The Qwen3.5 family dominates the top of this chart. Qwen3.5-397B-A17B leads at 52.5%, followed by K2.5-1T-A32B (Moonshot, 50.8%) and Qwen3.5-122B-A10B (49.4%). All three are sparse MoE models — their active parameter counts are far smaller than the headline numbers suggest, which makes the performance particularly impressive.
Drop down to the 27B–35B range and scores fall to the low 40s. Qwen3.5-27B (41.6%) and Qwen3.5-35B-A3B (40.5%) are competitive for their size, but the gap to the 100B+ tier is real.
The two OpenAI entries tell different stories. GPT-5-mini scores 31.9% — decent for a “mini” model, though well behind the Qwen3.5 MoEs. GPT-OSS-120B at 18.7% is a surprise outlier; at 120B parameters it underperforms models a fraction of its size, suggesting architecture and training focus matter far more than scale alone.
Qwen3-Max-Thinking (22.5%) is the other anomaly. Chain-of-thought reasoning doesn’t appear to help on terminal tasks, at least not at this evaluation setting.

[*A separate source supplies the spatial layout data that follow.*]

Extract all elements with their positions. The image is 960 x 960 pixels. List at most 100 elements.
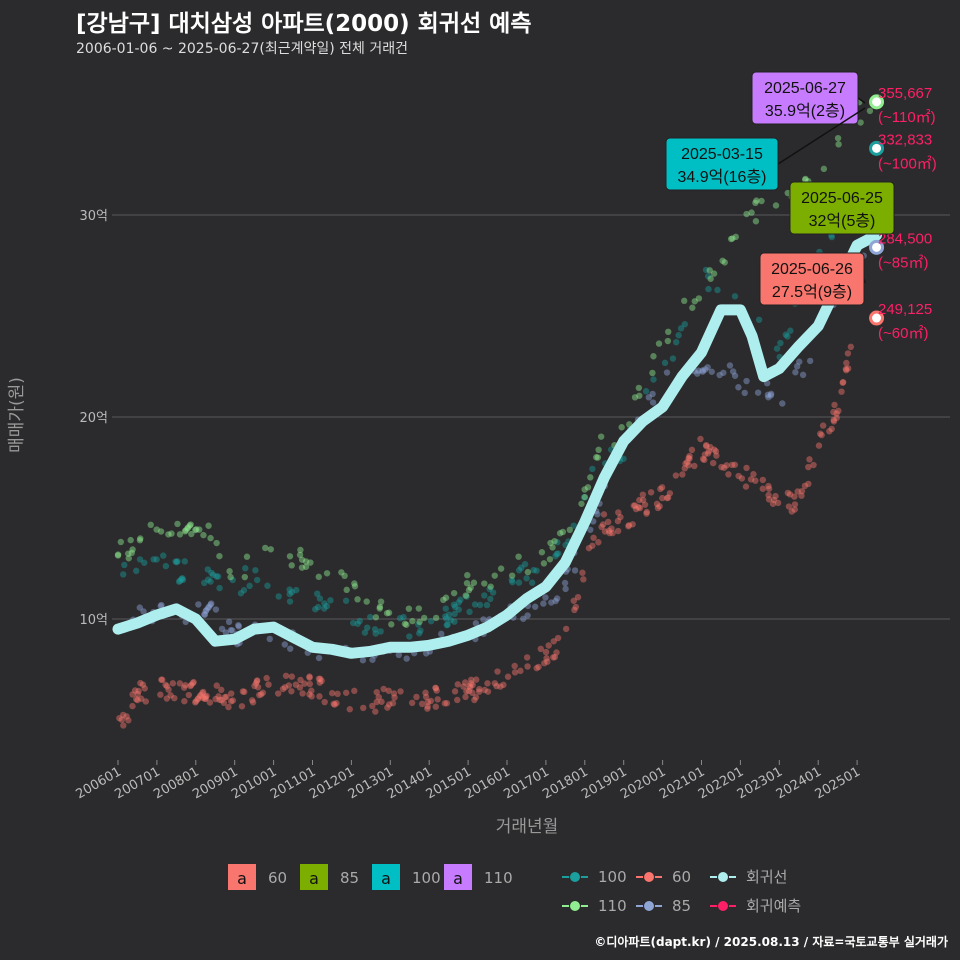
transaction-point bbox=[497, 683, 504, 690]
transaction-point bbox=[129, 546, 136, 553]
transaction-point bbox=[281, 684, 289, 691]
transaction-point bbox=[258, 691, 265, 698]
transaction-point bbox=[372, 614, 380, 621]
transaction-point bbox=[663, 494, 671, 502]
legend-box-label: 85 bbox=[340, 869, 359, 887]
transaction-point bbox=[515, 567, 523, 574]
transaction-point bbox=[225, 618, 233, 626]
transaction-point bbox=[363, 598, 370, 605]
transaction-point bbox=[587, 526, 594, 533]
transaction-point bbox=[351, 580, 358, 587]
transaction-point bbox=[169, 680, 177, 687]
transaction-point bbox=[524, 663, 531, 670]
transaction-point bbox=[643, 510, 650, 517]
transaction-point bbox=[391, 694, 398, 701]
transaction-point bbox=[677, 325, 685, 332]
transaction-point bbox=[205, 522, 212, 529]
transaction-point bbox=[472, 694, 480, 701]
transaction-point bbox=[497, 565, 505, 572]
transaction-point bbox=[712, 448, 720, 455]
transaction-point bbox=[489, 589, 497, 596]
transaction-point bbox=[844, 365, 852, 372]
transaction-point bbox=[433, 687, 440, 694]
transaction-point bbox=[559, 528, 567, 536]
transaction-point bbox=[709, 459, 717, 467]
transaction-point bbox=[673, 338, 680, 346]
transaction-point bbox=[314, 590, 321, 597]
transaction-point bbox=[406, 633, 413, 640]
transaction-point bbox=[617, 513, 624, 521]
transaction-point bbox=[511, 669, 519, 676]
transaction-point bbox=[631, 502, 639, 509]
transaction-point bbox=[562, 625, 570, 633]
transaction-point bbox=[330, 700, 337, 707]
transaction-point bbox=[194, 696, 201, 703]
transaction-point bbox=[669, 355, 677, 362]
transaction-point bbox=[742, 483, 750, 490]
transaction-point bbox=[216, 552, 223, 560]
transaction-point bbox=[415, 621, 422, 628]
transaction-point bbox=[729, 235, 736, 242]
transaction-point bbox=[174, 558, 181, 565]
transaction-point bbox=[842, 365, 850, 373]
transaction-point bbox=[469, 681, 476, 689]
annotation-price: 34.9억(16층) bbox=[677, 168, 766, 186]
transaction-point bbox=[385, 609, 393, 616]
transaction-point bbox=[636, 392, 643, 399]
transaction-point bbox=[524, 568, 532, 576]
transaction-point bbox=[251, 682, 258, 690]
transaction-point bbox=[476, 601, 484, 609]
transaction-point bbox=[719, 257, 726, 264]
transaction-point bbox=[116, 714, 123, 722]
transaction-point bbox=[663, 369, 671, 376]
transaction-point bbox=[447, 616, 455, 624]
transaction-point bbox=[192, 699, 199, 706]
transaction-point bbox=[176, 577, 184, 585]
transaction-point bbox=[125, 555, 132, 562]
transaction-point bbox=[511, 662, 518, 670]
transaction-point bbox=[629, 521, 636, 528]
transaction-point bbox=[286, 586, 293, 593]
transaction-point bbox=[765, 485, 773, 492]
legend-line-marker bbox=[569, 900, 581, 912]
transaction-point bbox=[699, 368, 707, 375]
transaction-point bbox=[518, 564, 525, 571]
transaction-point bbox=[494, 668, 501, 675]
transaction-point bbox=[726, 362, 734, 369]
transaction-point bbox=[782, 331, 790, 338]
transaction-point bbox=[643, 508, 651, 516]
transaction-point bbox=[315, 654, 323, 662]
transaction-point bbox=[552, 597, 559, 605]
transaction-point bbox=[521, 561, 529, 568]
transaction-point bbox=[664, 337, 672, 345]
transaction-point bbox=[163, 683, 171, 690]
annotation-price: 35.9억(2층) bbox=[765, 102, 845, 120]
transaction-point bbox=[173, 558, 180, 566]
transaction-point bbox=[609, 529, 616, 537]
transaction-point bbox=[551, 653, 559, 661]
transaction-point bbox=[241, 573, 249, 581]
transaction-point bbox=[321, 698, 328, 706]
transaction-point bbox=[142, 698, 149, 705]
transaction-point bbox=[555, 550, 562, 557]
transaction-point bbox=[252, 680, 260, 687]
transaction-point bbox=[127, 536, 134, 544]
transaction-point bbox=[117, 538, 125, 546]
transaction-point bbox=[711, 446, 718, 453]
transaction-point bbox=[654, 504, 662, 512]
transaction-point bbox=[471, 601, 479, 608]
transaction-point bbox=[327, 597, 334, 604]
annotation-box bbox=[759, 252, 865, 306]
prediction-value: 284,500 bbox=[878, 230, 932, 247]
transaction-point bbox=[716, 371, 723, 379]
transaction-point bbox=[226, 568, 233, 575]
transaction-point bbox=[796, 358, 803, 365]
transaction-point bbox=[561, 579, 569, 587]
transaction-point bbox=[375, 693, 382, 701]
transaction-point bbox=[265, 681, 272, 688]
transaction-point bbox=[550, 638, 557, 645]
transaction-point bbox=[201, 611, 209, 618]
transaction-point bbox=[321, 600, 328, 607]
transaction-point bbox=[184, 525, 191, 532]
transaction-point bbox=[792, 369, 799, 376]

| Model | Score | Provider |
|---|---|---|
| Qwen3.5-397B-A17B | 52.5% | Alibaba |
| K2.5-1T-A32B | 50.8% | Moonshot |
| Qwen3.5-122B-A10B | 49.4% | Alibaba |
| Qwen3.5-27B | 41.6% | Alibaba |
| Qwen3.5-35B-A3B | 40.5% | Alibaba |
| GPT-5-mini (2025-08-07) | 31.9% | OpenAI |
| Qwen3-Max-Thinking | 22.5% | Alibaba |
| GPT-OSS-120B | 18.7% | OpenAI |
The ceiling here is ~52% — well below frontier models like Opus 4.6 (65.4%) or GPT-5.3-Codex (77.3%). But the Qwen3.5 MoEs are within striking distance of Sonnet 4.5 (51.0%), which is a closed frontier model from a major lab. That gap is closing fast.